While testing a fabulous apple tart recipe – which you should be seeing in the near future – I came across a technique that we used often at the restaurant but I have since forgotten.
Dulce de Leche.
One bite of the impossibly creamy and almost pudding like caramel had me regretting all those missed opportunities of consumption then correcting my mistake by stocking my shelves with cans of sweetened condensed milk.
Dulce de Leche is simply sweetened milk cooked down to a thickened, caramel-like sauce. Chez Pim and Alton Brown have recipes that make this irresistable sauce in the traditional manner by taking a large quantity of both milk and sugar (and vanilla) and slowly cooking it down.
I am very often a traditionalist – taking the slow route to achieve the best possible result. And while I do intend to make Dulce de Leche in the traditional manner very soon I just couldn’t wait a moment longer to tell you about this almost-laughably easy method of making Dulce de Leche.
This may very well be the easiest recipe I will ever write.

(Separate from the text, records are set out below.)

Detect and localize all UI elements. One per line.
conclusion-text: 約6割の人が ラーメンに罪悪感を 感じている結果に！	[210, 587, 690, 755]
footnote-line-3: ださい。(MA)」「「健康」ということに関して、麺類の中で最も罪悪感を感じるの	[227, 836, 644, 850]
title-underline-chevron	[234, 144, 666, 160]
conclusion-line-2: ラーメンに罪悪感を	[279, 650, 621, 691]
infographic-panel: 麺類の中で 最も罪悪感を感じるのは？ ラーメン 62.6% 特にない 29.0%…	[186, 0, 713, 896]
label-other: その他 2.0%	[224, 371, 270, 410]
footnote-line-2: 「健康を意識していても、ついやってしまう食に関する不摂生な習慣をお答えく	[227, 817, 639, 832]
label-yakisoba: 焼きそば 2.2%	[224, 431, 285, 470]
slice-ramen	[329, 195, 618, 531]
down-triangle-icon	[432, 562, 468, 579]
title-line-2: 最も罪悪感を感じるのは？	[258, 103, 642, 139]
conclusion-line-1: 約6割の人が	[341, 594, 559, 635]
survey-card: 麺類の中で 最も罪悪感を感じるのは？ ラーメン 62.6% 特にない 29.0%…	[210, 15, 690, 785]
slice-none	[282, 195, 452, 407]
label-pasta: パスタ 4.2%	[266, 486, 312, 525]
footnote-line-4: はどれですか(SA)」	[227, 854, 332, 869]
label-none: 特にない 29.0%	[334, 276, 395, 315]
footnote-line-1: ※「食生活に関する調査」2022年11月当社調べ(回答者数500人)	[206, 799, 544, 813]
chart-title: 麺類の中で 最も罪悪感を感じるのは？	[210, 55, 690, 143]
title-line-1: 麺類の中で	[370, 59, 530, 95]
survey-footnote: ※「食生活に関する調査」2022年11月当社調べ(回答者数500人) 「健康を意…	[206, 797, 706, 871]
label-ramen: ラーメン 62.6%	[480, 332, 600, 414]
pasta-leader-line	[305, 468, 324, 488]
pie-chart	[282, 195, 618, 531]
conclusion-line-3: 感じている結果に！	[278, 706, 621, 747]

In a large pan, completely submerge the can of sweetened condense milk in water. Make sure it is covered by at least one inch of water and remains covered throughout the entire process – this is VERY important otherwise it could explode. Cover the pan with a lid and bring to a boil. Reduce heat and simmer for three hours. Continually check to make sure the can is completely covered with water.
There are dozens of recipes that can help you utilize your Dulce de Leche but my current favorite application is to take slices of fresh picked tart apples, such as Zestar or Sunrise and submerge those into the sweet caramel. If you are like me one bite will have you whisked away to a dreamland where they serve the most incredible caramel apples you have ever tasted only to abrubtly return from your dream-like state by the urging of your 3 year old to share.